Economists Advise Government to Cut Major Programmes if APBN Deficit Widens
Jakarta — The government has been advised to review several large-budget priority programmes should pressure on the State Budget (APBN) increase further owing to global economic turbulence.
Awalil Rizky, economist at the Bright Institute, stated that a potential widening of the APBN deficit could occur should key macroeconomic assumptions—particularly crude oil prices and the rupiah exchange rate—deviate significantly from the government’s targets.
“If simulations demonstrate that the deficit will widen substantially, the government will likely need to reduce state spending,” Awalil told Kompas.com on Tuesday, 10 March 2026.
In the simulation, each $1 increase in the Indonesian crude price (ICP) per barrel is estimated to add approximately Rp 3.5 trillion to state revenue.
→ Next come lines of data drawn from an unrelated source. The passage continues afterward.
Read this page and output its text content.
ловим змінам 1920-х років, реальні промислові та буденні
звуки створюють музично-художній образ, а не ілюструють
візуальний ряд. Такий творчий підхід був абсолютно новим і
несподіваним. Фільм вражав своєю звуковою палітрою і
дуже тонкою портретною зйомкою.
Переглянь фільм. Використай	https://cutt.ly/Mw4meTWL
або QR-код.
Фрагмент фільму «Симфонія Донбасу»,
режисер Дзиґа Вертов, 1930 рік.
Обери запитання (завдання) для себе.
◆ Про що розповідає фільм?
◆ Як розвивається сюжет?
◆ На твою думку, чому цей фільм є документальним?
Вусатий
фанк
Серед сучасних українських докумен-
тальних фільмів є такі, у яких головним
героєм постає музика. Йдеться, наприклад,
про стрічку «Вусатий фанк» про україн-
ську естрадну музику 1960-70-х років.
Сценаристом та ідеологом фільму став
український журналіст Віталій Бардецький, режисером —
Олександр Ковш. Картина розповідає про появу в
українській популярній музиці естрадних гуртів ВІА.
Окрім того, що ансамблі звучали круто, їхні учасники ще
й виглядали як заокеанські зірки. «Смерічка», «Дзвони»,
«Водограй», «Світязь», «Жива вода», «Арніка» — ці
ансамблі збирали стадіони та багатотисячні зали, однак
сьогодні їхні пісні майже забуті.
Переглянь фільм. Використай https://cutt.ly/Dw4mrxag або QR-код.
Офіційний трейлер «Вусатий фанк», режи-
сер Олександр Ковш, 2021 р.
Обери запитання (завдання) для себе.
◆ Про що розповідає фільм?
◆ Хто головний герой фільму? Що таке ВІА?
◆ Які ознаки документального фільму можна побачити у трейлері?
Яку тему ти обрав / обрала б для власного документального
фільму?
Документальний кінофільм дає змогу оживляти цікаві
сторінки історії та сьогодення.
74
However, state spending would also increase by around Rp 10.3 trillion, potentially increasing the deficit by approximately Rp 6.8 trillion.
The APBN 2026 assumes an oil price of $70 per barrel. Should average oil prices reach $90 per barrel over the year, Awalil estimates the APBN deficit could widen to approximately Rp 136 trillion.
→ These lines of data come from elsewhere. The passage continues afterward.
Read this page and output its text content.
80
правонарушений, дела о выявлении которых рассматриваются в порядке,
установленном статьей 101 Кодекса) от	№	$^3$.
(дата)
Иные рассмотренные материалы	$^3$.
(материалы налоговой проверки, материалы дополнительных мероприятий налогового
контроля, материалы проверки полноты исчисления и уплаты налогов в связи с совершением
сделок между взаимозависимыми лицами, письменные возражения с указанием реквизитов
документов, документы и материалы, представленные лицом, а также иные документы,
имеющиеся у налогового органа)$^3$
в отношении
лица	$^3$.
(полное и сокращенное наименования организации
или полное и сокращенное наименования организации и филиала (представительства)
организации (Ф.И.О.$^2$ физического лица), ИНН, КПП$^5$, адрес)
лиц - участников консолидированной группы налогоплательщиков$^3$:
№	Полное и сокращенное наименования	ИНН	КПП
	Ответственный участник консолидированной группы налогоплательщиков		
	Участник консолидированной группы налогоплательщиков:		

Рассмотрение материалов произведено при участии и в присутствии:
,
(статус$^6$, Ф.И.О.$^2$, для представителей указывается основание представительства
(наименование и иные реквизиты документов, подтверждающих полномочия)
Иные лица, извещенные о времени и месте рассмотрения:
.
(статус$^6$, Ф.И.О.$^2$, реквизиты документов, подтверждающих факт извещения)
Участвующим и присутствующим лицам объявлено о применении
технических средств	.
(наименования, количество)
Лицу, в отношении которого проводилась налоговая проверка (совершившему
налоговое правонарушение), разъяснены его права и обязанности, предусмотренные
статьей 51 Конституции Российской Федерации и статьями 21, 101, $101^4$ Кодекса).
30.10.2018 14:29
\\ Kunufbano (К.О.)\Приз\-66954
Beyond oil prices, movements in the rupiah exchange rate can exert additional fiscal pressure. The APBN documentation indicates that a Rp 100 depreciation from the assumed rate of Rp 16,500 per dollar would potentially increase the deficit by approximately Rp 0.8 trillion.
However, Awalil observed that the sensitivity analysis remains limited, as it only calculates changes in individual indicators in isolation. In crisis conditions, changes typically occur across multiple economic indicators simultaneously. “The government should have simulation models for scenarios where several macroeconomic assumptions change significantly at the same time,” he stated.
Should such conditions materialise and fiscal pressure intensify, Awalil believes the government must implement adjustments on the spending side of the budget.
Reducing energy subsidies and social assistance spending could theoretically be policy options considered, he noted. Additionally, the government should evaluate several priority programmes with large budget allocations.
Programmes potentially subject to review include the free nutritious meals (MBG) programme, the Red and White village cooperative programme, and spending on major defence systems equipment (alutsista).
Alternatively, the government could widen the APBN deficit limit through regulatory changes, such as issuing a government regulation substituting legislation (Perppu) or revising laws to permit deficits exceeding the 3 per cent of gross domestic product threshold. However, Awalil cautioned that this carries significant consequences, as the government would need to secure additional debt financing.
Given tightening global liquidity conditions, debt financing sources are becoming increasingly difficult to obtain or come with higher costs.
Therefore, Awalil believes the more realistic approach is to restructure state spending, particularly on large-budget programmes, to preserve fiscal space amid rising global economic uncertainty.
“It is better for the government to reduce spending on major programmes to maintain fiscal sustainability,” Awalil concluded.